From Victor SCHOTT (IES21199)
Code chunk 1 for HW1
head() is a function in base-R that display only the first 6 observations
head(iris)
## Sepal.Length Sepal.Width Petal.Length Petal.Width Species
## 1 5.1 3.5 1.4 0.2 setosa
## 2 4.9 3.0 1.4 0.2 setosa
## 3 4.7 3.2 1.3 0.2 setosa
## 4 4.6 3.1 1.5 0.2 setosa
## 5 5.0 3.6 1.4 0.2 setosa
## 6 5.4 3.9 1.7 0.4 setosa
Code chunk 2 for HW1
tidying the raw data into the tidy data using pivot_longer()
and separate()
functions in the tidyr package
library(tidyverse)
## ── Attaching packages ─────────────────────────────────────── tidyverse 1.3.0 ──
## ✔ ggplot2 3.3.2 ✔ purrr 0.3.4
## ✔ tibble 3.0.1 ✔ dplyr 1.0.2
## ✔ tidyr 1.1.0 ✔ stringr 1.4.0
## ✔ readr 1.3.1 ✔ forcats 0.5.0
## ── Conflicts ────────────────────────────────────────── tidyverse_conflicts() ──
## ✖ dplyr::filter() masks stats::filter()

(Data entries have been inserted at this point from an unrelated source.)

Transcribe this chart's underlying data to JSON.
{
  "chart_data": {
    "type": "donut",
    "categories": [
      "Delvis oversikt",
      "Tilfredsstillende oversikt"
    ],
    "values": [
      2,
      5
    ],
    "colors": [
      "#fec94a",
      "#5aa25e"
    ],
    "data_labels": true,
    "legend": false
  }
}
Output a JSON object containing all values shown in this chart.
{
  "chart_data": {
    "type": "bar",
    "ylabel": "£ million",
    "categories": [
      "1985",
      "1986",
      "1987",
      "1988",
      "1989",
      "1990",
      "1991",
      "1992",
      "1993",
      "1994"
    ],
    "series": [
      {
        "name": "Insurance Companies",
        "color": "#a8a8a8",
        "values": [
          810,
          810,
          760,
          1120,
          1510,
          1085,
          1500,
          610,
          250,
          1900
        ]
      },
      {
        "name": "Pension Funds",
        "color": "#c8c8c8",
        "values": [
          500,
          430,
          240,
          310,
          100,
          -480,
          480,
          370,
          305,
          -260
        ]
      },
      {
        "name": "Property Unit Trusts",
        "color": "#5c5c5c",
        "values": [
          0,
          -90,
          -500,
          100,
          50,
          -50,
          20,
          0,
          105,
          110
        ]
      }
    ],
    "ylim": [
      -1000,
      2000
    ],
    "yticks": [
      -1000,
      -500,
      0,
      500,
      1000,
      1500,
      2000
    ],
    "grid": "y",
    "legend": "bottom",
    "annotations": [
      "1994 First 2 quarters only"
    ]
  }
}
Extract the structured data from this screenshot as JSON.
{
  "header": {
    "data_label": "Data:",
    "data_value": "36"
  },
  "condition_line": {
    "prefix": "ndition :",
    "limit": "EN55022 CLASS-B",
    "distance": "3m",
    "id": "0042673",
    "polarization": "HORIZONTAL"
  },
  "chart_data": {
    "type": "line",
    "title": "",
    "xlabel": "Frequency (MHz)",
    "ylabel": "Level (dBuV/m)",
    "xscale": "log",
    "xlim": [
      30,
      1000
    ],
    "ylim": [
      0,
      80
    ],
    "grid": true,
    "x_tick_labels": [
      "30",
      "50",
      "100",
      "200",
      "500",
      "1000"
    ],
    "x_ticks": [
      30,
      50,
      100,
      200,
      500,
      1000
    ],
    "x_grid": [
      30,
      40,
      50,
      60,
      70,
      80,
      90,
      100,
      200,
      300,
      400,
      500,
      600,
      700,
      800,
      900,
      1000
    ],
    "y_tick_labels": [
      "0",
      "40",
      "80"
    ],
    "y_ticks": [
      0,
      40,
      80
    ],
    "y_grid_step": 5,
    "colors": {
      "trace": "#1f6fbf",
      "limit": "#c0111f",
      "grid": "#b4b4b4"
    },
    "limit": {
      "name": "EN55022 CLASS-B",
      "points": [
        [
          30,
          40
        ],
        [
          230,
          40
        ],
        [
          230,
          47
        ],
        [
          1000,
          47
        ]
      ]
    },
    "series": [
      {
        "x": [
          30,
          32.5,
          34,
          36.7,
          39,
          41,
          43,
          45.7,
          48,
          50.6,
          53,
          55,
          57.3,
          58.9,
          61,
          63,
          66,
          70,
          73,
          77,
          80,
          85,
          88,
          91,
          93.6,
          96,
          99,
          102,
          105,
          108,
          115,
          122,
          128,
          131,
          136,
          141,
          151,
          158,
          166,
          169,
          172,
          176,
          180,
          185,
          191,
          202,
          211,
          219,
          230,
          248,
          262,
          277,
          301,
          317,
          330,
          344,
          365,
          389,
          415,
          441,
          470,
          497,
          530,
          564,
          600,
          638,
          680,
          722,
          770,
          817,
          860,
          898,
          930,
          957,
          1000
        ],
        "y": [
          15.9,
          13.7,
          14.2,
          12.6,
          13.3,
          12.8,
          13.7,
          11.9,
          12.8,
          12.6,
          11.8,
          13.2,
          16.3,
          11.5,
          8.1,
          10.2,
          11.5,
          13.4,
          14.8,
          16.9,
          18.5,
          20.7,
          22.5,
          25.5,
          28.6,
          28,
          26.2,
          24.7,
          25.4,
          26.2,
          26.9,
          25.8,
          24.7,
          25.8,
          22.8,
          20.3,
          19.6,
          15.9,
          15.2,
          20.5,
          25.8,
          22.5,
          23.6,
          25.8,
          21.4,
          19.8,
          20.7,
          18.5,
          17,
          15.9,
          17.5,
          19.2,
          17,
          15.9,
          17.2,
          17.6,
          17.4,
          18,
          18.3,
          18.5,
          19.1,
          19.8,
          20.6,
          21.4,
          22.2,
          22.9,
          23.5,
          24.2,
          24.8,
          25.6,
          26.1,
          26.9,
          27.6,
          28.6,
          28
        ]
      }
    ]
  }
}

## ✖ dplyr::lag() masks stats::lag()
iris %>%
pivot_longer(cols = -Species, names_to = "Part", values_to = "Value") %>%
separate(col = "Part", into = c("Part", "Measure"))
## # A tibble: 600 x 4
## Species Part Measure Value
## <fct> <chr> <chr> <dbl>
## 1 setosa Sepal Length 5.1
## 2 setosa Sepal Width 3.5
## 3 setosa Petal Length 1.4
## 4 setosa Petal Width 0.2
## 5 setosa Sepal Length 4.9
## 6 setosa Sepal Width 3
## 7 setosa Petal Length 1.4
## 8 setosa Petal Width 0.2
## 9 setosa Sepal Length 4.7
## 10 setosa Sepal Width 3.2
## # … with 590 more rows
Code chunk 3 for HW1
transforming our data using group_by()
and summarize()
functions in the dplyr package
Because we created the Part
variable in our tidy data,
we can easily calculate the mean of the Value
by Species
and Part
iris %>%
pivot_longer(cols = -Species, names_to = "Part", values_to = "Value") %>%
separate(col = "Part", into = c("Part", "Measure")) %>%
group_by(Species, Part) %>%
summarize(m = mean(Value))
## `summarise()` regrouping output by 'Species' (override with `.groups` argument)
## # A tibble: 6 x 3
## # Groups: Species [3]
## Species Part m
## <fct> <chr> <dbl>
## 1 setosa Petal 0.854
## 2 setosa Sepal 4.22
## 3 versicolor Petal 2.79
## 4 versicolor Sepal 4.35
## 5 virginica Petal 3.79
## 6 virginica Sepal 4.78
Code chunk 4 for HW1
visualizing our data using ggplot()
function in the ggplot2
package
iris %>%
pivot_longer(cols = -Species, names_to = "Part", values_to = "Value") %>%
separate(col = "Part", into = c("Part", "Measure")) %>%
ggplot(aes(x = Value, color = Part)) + geom_boxplot()